Guilford County Schools three years ago hired Cooperative Strategies, a school facility planning firm, to help examine their facilities and create the master list that is now the foundation for the bond referendum. David Sturtz, a partner with Cooperative Strategies, said that every school was addressed. The average age of a GCS facility is said to be 55 years, built in the 1960s.

The plan for the $1.7 billion is to fund 18 rebuilds, 13 renovations and 3 new construction projects, officials have said. There also would be new technology and maintenance.

Sturtz said Phase I started with Erwin Montessori moving to Archer and with Hampton and Summit consolidating into a new elementary school. Northwest Middle in the Summerfield/Oak Ridge area would move to a new location, and so would Weaver Academy of Performing Arts.

School board races

Republicans on Tuesday also nominated candidates for two of the five available seats on the 9-member Board of Education.

In District 2 Crissy Pratt of High Point beat Marc Ridgill of Liberty by about six percentage points. In District 6 Tim Andrew of High Point easily turned back Matthew R. Kuennen of Jamestown by about a 2-to-1 margin.

Pratt, who will face Democrat Amanda Cook in November, said she entered the race “because I was frustrated with the obvious politics on the current school board as well as the dismal academic performance of our students, both pre-COVID and post-COVID. “

Andrew, who will take on incumbent Democrat Khem Irby, said he had “always tried to support my son’s educators during his years as a GCS student. I was a registered GCS volunteer for many years.

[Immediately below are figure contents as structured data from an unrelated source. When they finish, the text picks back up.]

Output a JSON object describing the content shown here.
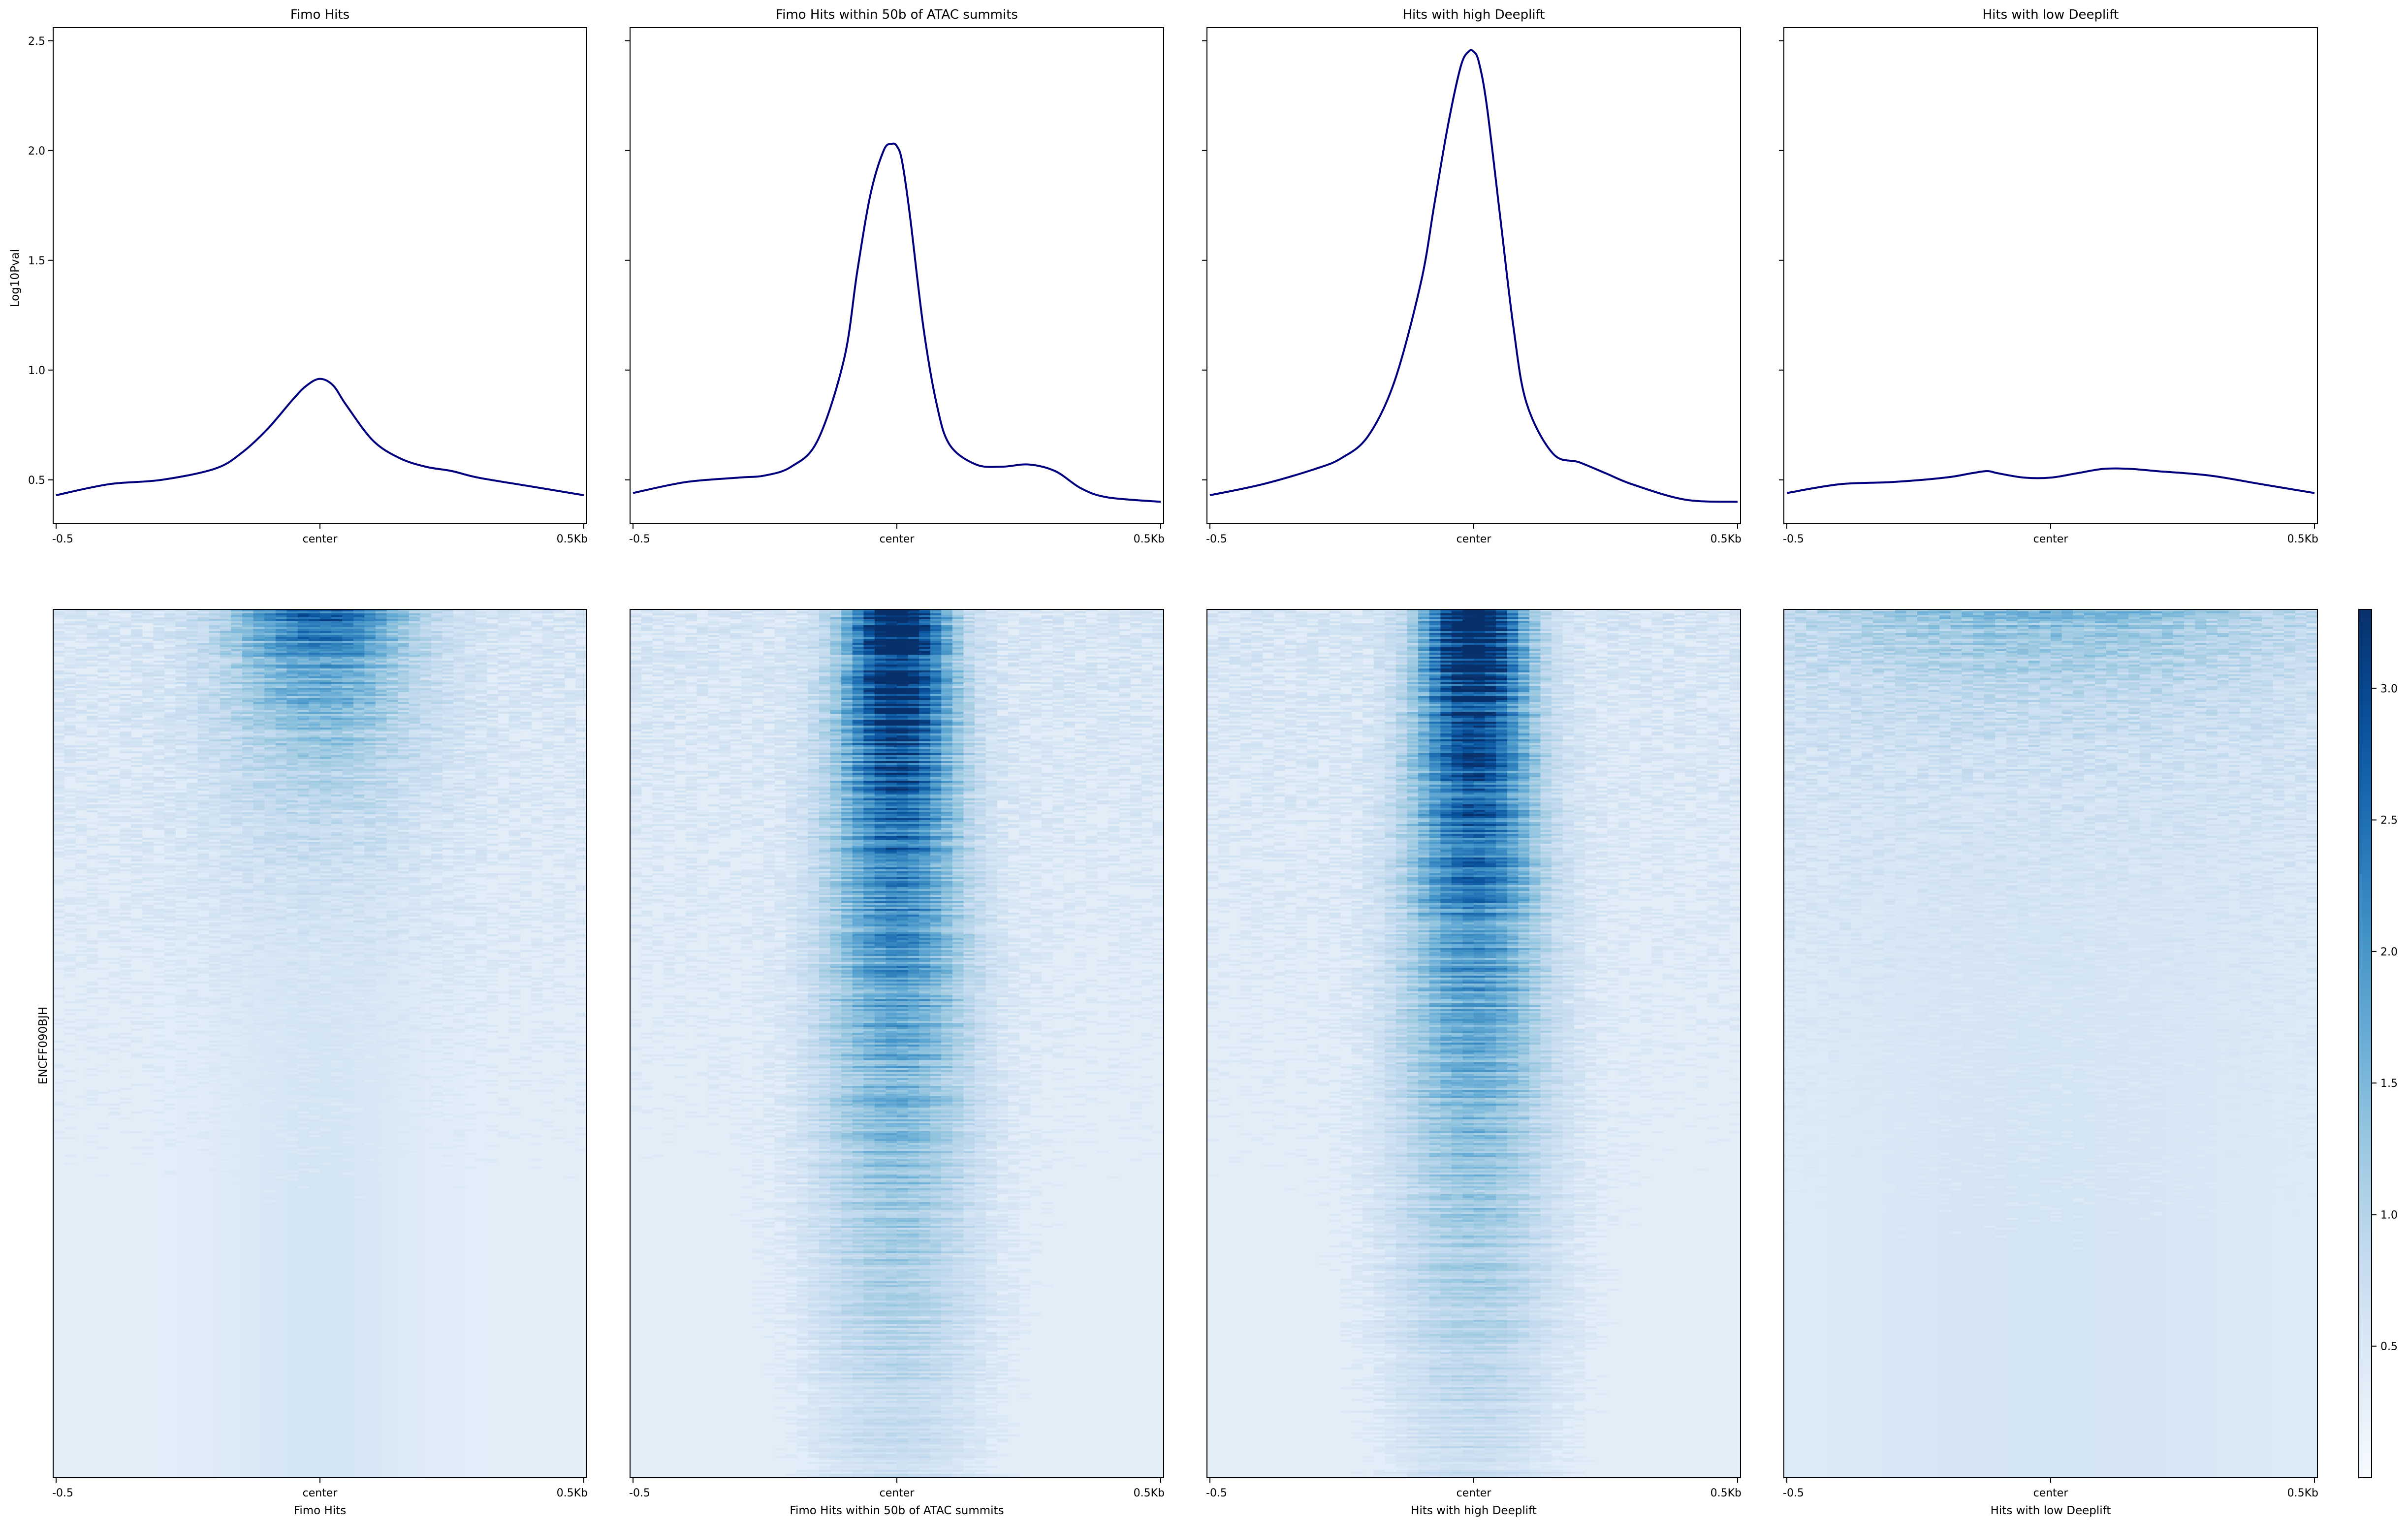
{
  "figure": {
    "profile_ylabel": "Log10Pval",
    "heatmap_ylabel": "ENCFF090BJH"
  },
  "chart_data": [
    {
      "type": "line",
      "title": "Fimo Hits",
      "x_ticks": [
        "-0.5",
        "center",
        "0.5Kb"
      ],
      "y_ticks": [
        "0.5",
        "1.0",
        "1.5",
        "2.0",
        "2.5"
      ],
      "ylim": [
        0.3,
        2.56
      ],
      "x": [
        -500,
        -400,
        -300,
        -200,
        -150,
        -100,
        -50,
        -25,
        0,
        25,
        50,
        100,
        150,
        200,
        250,
        300,
        400,
        500
      ],
      "y": [
        0.43,
        0.48,
        0.5,
        0.55,
        0.62,
        0.73,
        0.87,
        0.93,
        0.96,
        0.93,
        0.84,
        0.68,
        0.6,
        0.56,
        0.54,
        0.51,
        0.47,
        0.43
      ]
    },
    {
      "type": "line",
      "title": "Fimo Hits within 50b of ATAC summits",
      "x_ticks": [
        "-0.5",
        "center",
        "0.5Kb"
      ],
      "y_ticks": [
        "0.5",
        "1.0",
        "1.5",
        "2.0",
        "2.5"
      ],
      "ylim": [
        0.3,
        2.56
      ],
      "x": [
        -500,
        -400,
        -300,
        -250,
        -200,
        -150,
        -100,
        -75,
        -50,
        -25,
        -10,
        0,
        10,
        25,
        50,
        75,
        100,
        150,
        200,
        250,
        300,
        350,
        400,
        500
      ],
      "y": [
        0.44,
        0.49,
        0.51,
        0.52,
        0.56,
        0.68,
        1.05,
        1.45,
        1.8,
        2.0,
        2.03,
        2.02,
        1.95,
        1.7,
        1.2,
        0.85,
        0.66,
        0.57,
        0.56,
        0.57,
        0.54,
        0.46,
        0.42,
        0.4
      ]
    },
    {
      "type": "line",
      "title": "Hits with high Deeplift",
      "x_ticks": [
        "-0.5",
        "center",
        "0.5Kb"
      ],
      "y_ticks": [
        "0.5",
        "1.0",
        "1.5",
        "2.0",
        "2.5"
      ],
      "ylim": [
        0.3,
        2.56
      ],
      "x": [
        -500,
        -400,
        -300,
        -250,
        -200,
        -150,
        -100,
        -75,
        -50,
        -25,
        -10,
        0,
        10,
        25,
        50,
        75,
        100,
        150,
        200,
        250,
        300,
        400,
        500
      ],
      "y": [
        0.43,
        0.48,
        0.55,
        0.6,
        0.7,
        0.95,
        1.4,
        1.75,
        2.1,
        2.38,
        2.45,
        2.45,
        2.4,
        2.2,
        1.7,
        1.2,
        0.85,
        0.62,
        0.58,
        0.53,
        0.48,
        0.41,
        0.4
      ]
    },
    {
      "type": "line",
      "title": "Hits with low Deeplift",
      "x_ticks": [
        "-0.5",
        "center",
        "0.5Kb"
      ],
      "y_ticks": [
        "0.5",
        "1.0",
        "1.5",
        "2.0",
        "2.5"
      ],
      "ylim": [
        0.3,
        2.56
      ],
      "x": [
        -500,
        -400,
        -300,
        -200,
        -150,
        -120,
        -100,
        -50,
        0,
        50,
        100,
        150,
        200,
        300,
        400,
        500
      ],
      "y": [
        0.44,
        0.48,
        0.49,
        0.51,
        0.53,
        0.54,
        0.53,
        0.51,
        0.51,
        0.53,
        0.55,
        0.55,
        0.54,
        0.52,
        0.48,
        0.44
      ]
    },
    {
      "type": "heatmap",
      "xlabel": "Fimo Hits",
      "x_ticks": [
        "-0.5",
        "center",
        "0.5Kb"
      ],
      "peak_intensity": 2.2,
      "peak_depth_fraction": 0.14,
      "peak_width": 0.16
    },
    {
      "type": "heatmap",
      "xlabel": "Fimo Hits within 50b of ATAC summits",
      "x_ticks": [
        "-0.5",
        "center",
        "0.5Kb"
      ],
      "peak_intensity": 3.3,
      "peak_depth_fraction": 0.55,
      "peak_width": 0.09
    },
    {
      "type": "heatmap",
      "xlabel": "Hits with high Deeplift",
      "x_ticks": [
        "-0.5",
        "center",
        "0.5Kb"
      ],
      "peak_intensity": 3.3,
      "peak_depth_fraction": 0.55,
      "peak_width": 0.09
    },
    {
      "type": "heatmap",
      "xlabel": "Hits with low Deeplift",
      "x_ticks": [
        "-0.5",
        "center",
        "0.5Kb"
      ],
      "peak_intensity": 0.9,
      "peak_depth_fraction": 0.1,
      "peak_width": 0.45
    }
  ],
  "colorbar": {
    "ticks": [
      "0.5",
      "1.0",
      "1.5",
      "2.0",
      "2.5",
      "3.0"
    ],
    "tick_values": [
      0.5,
      1.0,
      1.5,
      2.0,
      2.5,
      3.0
    ],
    "range": [
      0.0,
      3.3
    ],
    "colormap": "Blues",
    "low_color": "#f7fbff",
    "high_color": "#08306b"
  },
  "line_color": "#00007f"
}
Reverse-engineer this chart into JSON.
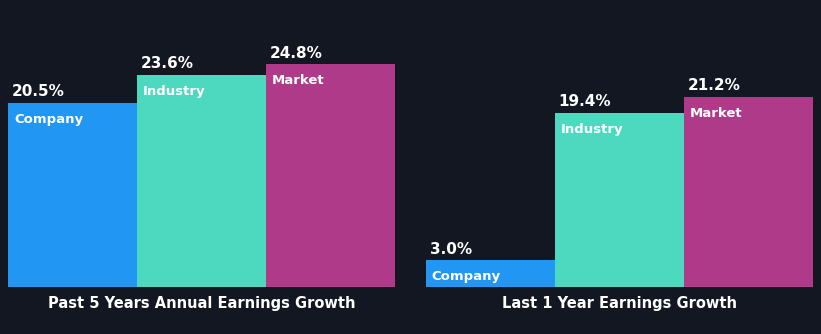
{
  "background_color": "#131722",
  "groups": [
    {
      "title": "Past 5 Years Annual Earnings Growth",
      "bars": [
        {
          "label": "Company",
          "value": 20.5,
          "color": "#2196f3"
        },
        {
          "label": "Industry",
          "value": 23.6,
          "color": "#4dd9c0"
        },
        {
          "label": "Market",
          "value": 24.8,
          "color": "#b03a8a"
        }
      ]
    },
    {
      "title": "Last 1 Year Earnings Growth",
      "bars": [
        {
          "label": "Company",
          "value": 3.0,
          "color": "#2196f3"
        },
        {
          "label": "Industry",
          "value": 19.4,
          "color": "#4dd9c0"
        },
        {
          "label": "Market",
          "value": 21.2,
          "color": "#b03a8a"
        }
      ]
    }
  ],
  "title_fontsize": 10.5,
  "label_fontsize": 9.5,
  "value_fontsize": 11,
  "title_color": "#ffffff",
  "label_color": "#ffffff",
  "value_color": "#ffffff",
  "axis_line_color": "#aaaaaa",
  "ylim_group1": [
    0,
    27.5
  ],
  "ylim_group2": [
    0,
    27.5
  ]
}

The pandemic and remote learning brought more items to light.”

The other races:

  • At-large: Democrat Alan Sherouse and Republican Demetria Carter, both of Greensboro, will vie for the seat being vacated by board Vice-Chari Winston McGregor.
  • District 4: Democrat Deon Clark of McLeansville and incumbent Republican Linda Welborn of Greensboro.
  • District 8: Hayes-Greene is unopposed.

Pratt, Andrew, Welborn and Carter are working together as a slate under the collective Take Back Our Schools, a nonprofit organization that is raising money for the group in an effort to support conservative views of education. Andrew pointed out that each candidate, though, has a specific agenda apart from the group.